President Donald Trump knew about a bombshell whistleblower complaint that exposed his pressure campaign against Ukraine when he decided to release a withheld military aid package to Kyiv, The New York Times reported.
White House lawyers told the president in late August about the complaint, which blew the whistle on Trump's July 25 phone call with Ukrainian President Volodymyr Zelenskiy and spurred House Democrats to launch an impeachment inquiry, two people familiar with the matter told the Times. The aid was delivered to Ukraine in mid-September.
The lawyers explained to Trump that they were trying to determine whether they were legally required to hand the complaint over to Congress, the Times reported Tuesday.
Trump, who denies any wrongdoing, has said his July 25 conversation was a "perfect" call, in which he asked Zelenskiy to "look into" former Vice President Joe Biden and his son Hunter, as well as a debunked conspiracy theory that Ukraine framed Russia for hacking Democrats' emails in 2016.

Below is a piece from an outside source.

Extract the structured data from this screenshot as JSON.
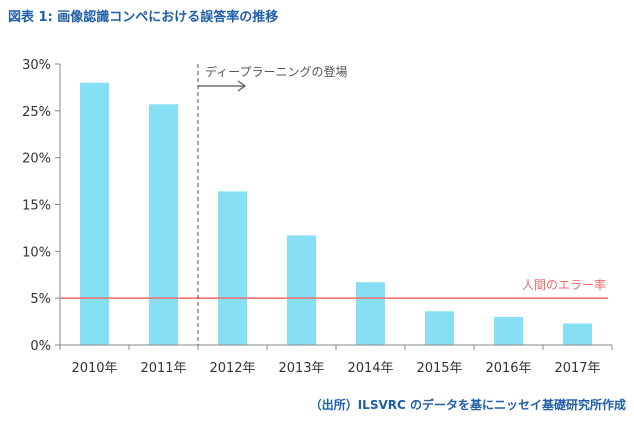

Democrats are investigating whether Trump abused his power by pressuring Ukraine to announce the investigations into his political rivals while hundreds of millions of dollars in military aid was being delayed without clear explanation.
Republicans have defended Trump throughout the impeachment proceedings in the House by noting that the aid was eventually released after initially being held up. Some witnesses in the probe testified before the House Intelligence Committee that they were told Trump himself ordered the aid be frozen.
But the Times' report sheds new light on why Trump may have suddenly reversed course on the holdup of Ukraine aid, which was crucial to that country's ongoing war with Russia.
The impeachment inquiry, meanwhile, is entering its next phase in the House Judiciary Committee, where Trump will have the option to participate for the first time.